TRAIL-R deficiency does not increase the number of intestinal tumors in Min mice. The TRAIL-R-deficient animals were backcrossed at least five generations into the C57BL/6 background before being crossed with Apc^Min/+ mice (from The Jackson Laboratory, genotyped as described on The Jackson Laboratory website) to generate TRAIL-R^−/−;Apc^Min/+ mice. Mice were weaned at 3 weeks of age onto a high-fat diet (Harlan, Teklad 7904) and killed 100 days later. Intestines were washed, fixed in 10% neutral-buffered formalin, transferred to phosphate-buffered saline, and scored for intestinal polyps. wt: wild-type littermates

The difference in our results compared to previous studies may be due to several reasons. With one exception, all the previous studies examined the growth of either exogenously introduced tumors known to be sensitive to TRAIL killing or chemically induced tumors. Many of these injected cell lines and chemically induced tumors are known to be highly immunogenic compared to tumors of spontaneous origin. TRAIL expression has been previously shown on activated T and NK cells; activation and/or recruitment of these cells to the sites of immunogenic tumor cells may lead to bystander killing of TRAIL-sensitive cells. In contrast, spontaneously developing tumors may not normally induce a vigorous immune response; as a result, their development and growth could remain unaltered by TRAIL/TRAIL-R interactions. The one report examining the role of TRAIL/TRAIL-R in spontaneous tumor development observed increased tumor development when TRAIL neutralizing antibodies were administered into p53^+/− mice.¹⁹ However, p53^+/− animals develop different types of tumors than those that arise in p53^−/− mice;²⁴ therefore, TRAIL may be important in the control of nonlymphoid tumors.
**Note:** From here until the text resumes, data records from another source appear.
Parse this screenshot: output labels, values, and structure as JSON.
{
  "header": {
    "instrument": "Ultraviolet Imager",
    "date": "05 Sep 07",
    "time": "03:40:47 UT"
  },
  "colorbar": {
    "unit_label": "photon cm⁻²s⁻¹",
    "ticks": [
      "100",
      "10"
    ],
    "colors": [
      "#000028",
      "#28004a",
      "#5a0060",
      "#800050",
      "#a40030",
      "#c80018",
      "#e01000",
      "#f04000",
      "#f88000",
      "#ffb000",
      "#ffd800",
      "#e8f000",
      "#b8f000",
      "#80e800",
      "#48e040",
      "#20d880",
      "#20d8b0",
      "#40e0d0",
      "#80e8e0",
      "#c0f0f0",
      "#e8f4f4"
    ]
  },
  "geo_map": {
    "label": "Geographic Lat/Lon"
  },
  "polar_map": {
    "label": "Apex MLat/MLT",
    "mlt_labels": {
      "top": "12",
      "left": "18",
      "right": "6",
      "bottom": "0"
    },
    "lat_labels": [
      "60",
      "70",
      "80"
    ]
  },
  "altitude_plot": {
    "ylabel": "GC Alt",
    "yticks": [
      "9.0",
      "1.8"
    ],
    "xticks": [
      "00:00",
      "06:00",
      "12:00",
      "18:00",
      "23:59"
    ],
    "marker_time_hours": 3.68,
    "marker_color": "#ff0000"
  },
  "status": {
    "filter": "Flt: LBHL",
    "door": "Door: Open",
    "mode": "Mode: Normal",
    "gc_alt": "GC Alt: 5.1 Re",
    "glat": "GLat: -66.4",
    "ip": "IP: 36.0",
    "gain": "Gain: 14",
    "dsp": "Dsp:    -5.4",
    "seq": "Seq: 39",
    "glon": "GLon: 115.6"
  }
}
It is also possible that continuous injection of anti-TRAIL antibodies for 18 months might lead to unknown effects unrelated to the TRAIL/TRAIL-R pathway. Our observation that 16-week-old TRAIL-R^−/−;p53^−/− animals do not develop nonthymic tumors might suggest that thymic and nonthymic tumors exhibit differential growth regulation by TRAIL. However, TRAIL-R would enhance tumor development in this situation because loss of TRAIL-R led to an unexpected absence of nonthymic tumor development. No difference in the frequency of nonthymic tumors in 20-week-old animals was observed, suggesting that the TRAIL/TRAIL-R pathway would at the most have a modest effect on tumor development. Further studies will be needed to dissect the exact physiological role of TRAIL and TRAIL-R in vivo.